Relanceou o farmacêutico uma olhadela esguelhada ao professor, o qual, abanando três vezes e de compasso a cabeça, dava assim a perceber que abundava na admiração do seu amigo e consócio erudito em história romana.
Obrigado às orelhas do auditório atento, Calisto, em toada de Ezequiel, continuou:
— Portugal está alagado pela onda da corrupção, que subverteu a Roma imperial! Os costumes de nossos maiores são metidos a riso! As leis antigas, que eram o baluarte das antigas virtudes, dizem os sicofantas modernos que já não servem à humanidade, a qual, em consequência de ter mais sete séculos, se emancipou da tutela das leis. (Alusão ervada aos vereadores de Miranda, que discreparam do intento restaurador do foral dado por D. Afonso. Vinham a ser sicofantas os colegas municipalenses.) Credite, posteri! — exclamou Calisto Elói com ênfase, nobilitando a postura.

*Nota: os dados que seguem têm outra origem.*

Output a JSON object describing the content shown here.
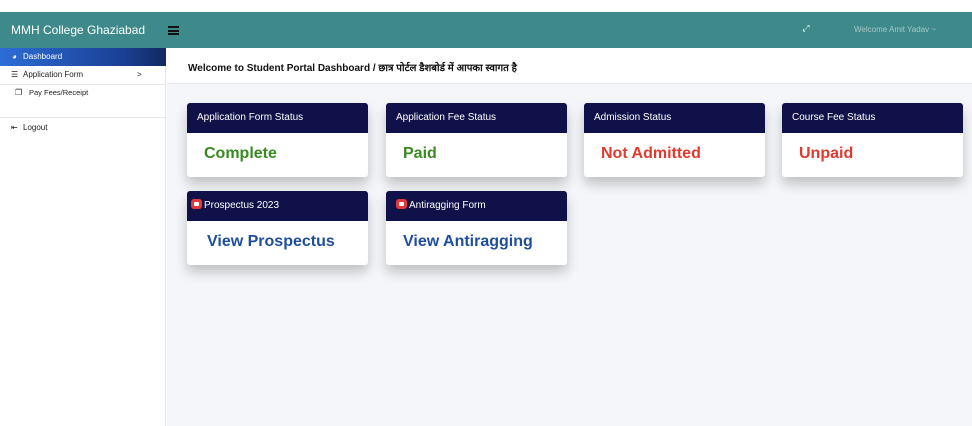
{
  "topbar": {
    "brand": "MMH College Ghaziabad",
    "welcome": "Welcome Amit Yadav ~",
    "menu_icon": "hamburger-icon",
    "expand_icon": "expand-icon"
  },
  "sidebar": {
    "items": [
      {
        "label": "Dashboard",
        "icon": "dashboard-icon",
        "active": true
      },
      {
        "label": "Application Form",
        "icon": "list-icon",
        "chevron": ">"
      },
      {
        "label": "Pay Fees/Receipt",
        "icon": "windows-icon"
      },
      {
        "label": "Logout",
        "icon": "logout-icon"
      }
    ]
  },
  "main": {
    "title": "Welcome to Student Portal Dashboard / छात्र पोर्टल डैशबोर्ड में आपका स्वागत है",
    "cards": [
      {
        "header": "Application Form Status",
        "value": "Complete",
        "color": "#3a8a22"
      },
      {
        "header": "Application Fee Status",
        "value": "Paid",
        "color": "#3a8a22"
      },
      {
        "header": "Admission Status",
        "value": "Not Admitted",
        "color": "#e03a2f"
      },
      {
        "header": "Course Fee Status",
        "value": "Unpaid",
        "color": "#e03a2f"
      },
      {
        "header": "Prospectus 2023",
        "value": "View Prospectus",
        "color": "#1f4f9a",
        "icon": "youtube-icon"
      },
      {
        "header": "Antiragging Form",
        "value": "View Antiragging",
        "color": "#1f4f9a",
        "icon": "youtube-icon"
      }
    ]
  },
  "colors": {
    "topbar": "#3e8a8a",
    "card_header": "#11114a",
    "active_nav": "#1a3f93",
    "success": "#3a8a22",
    "danger": "#e03a2f",
    "link": "#1f4f9a"
  }
}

O latim não lho entenderam, salvo o mestre-escola, que, antes de ser sargento de milícias, havia sido donato no convento dominicano de Vila Real.
E repetiu: Credite, posteri!
Nesta ocasião, saiu da igreja a Sra. D. Teodora Figueiroa, e disse ao esposo:
— Vem daí, Calisto. Vamos jantar, que é uma hora, e já vai o padre pregador para casa.

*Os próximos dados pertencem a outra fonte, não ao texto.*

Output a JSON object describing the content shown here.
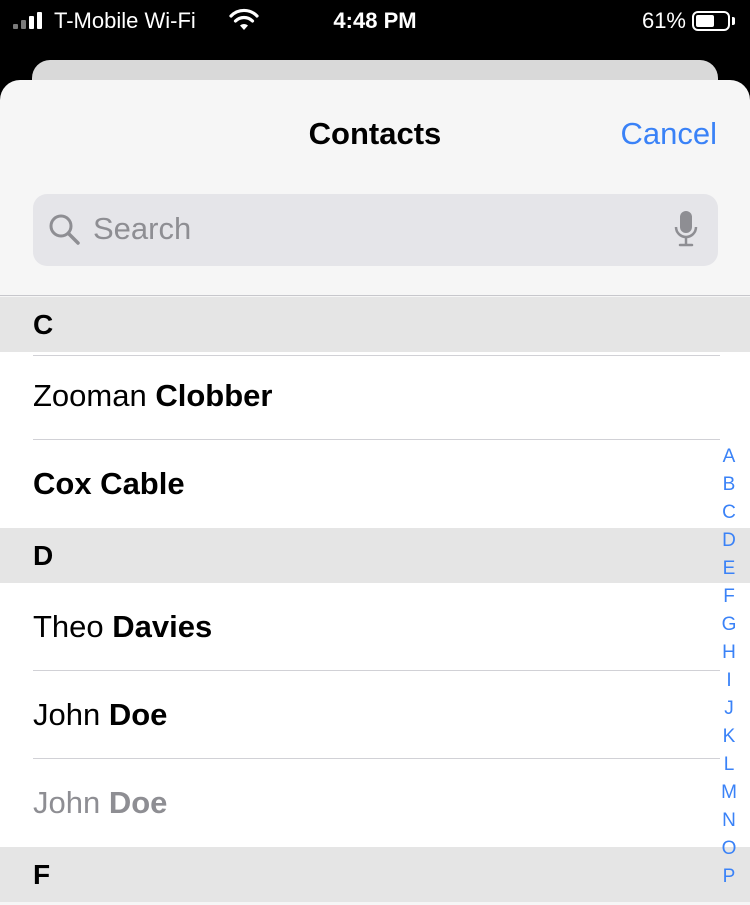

Engoliu o morgado três frases de polpa, que lhe inflavam os bócios, e foi ao jantar, sacrificando-se à regularidade das suas horas inalteráveis de repasto.
Ficaram o boticário e o professor de primeiras letras, e mais os lavradores, ruminando as palavras do fidalgo, e glosando-as de notas ilustrativas, ao alcance das capacidades.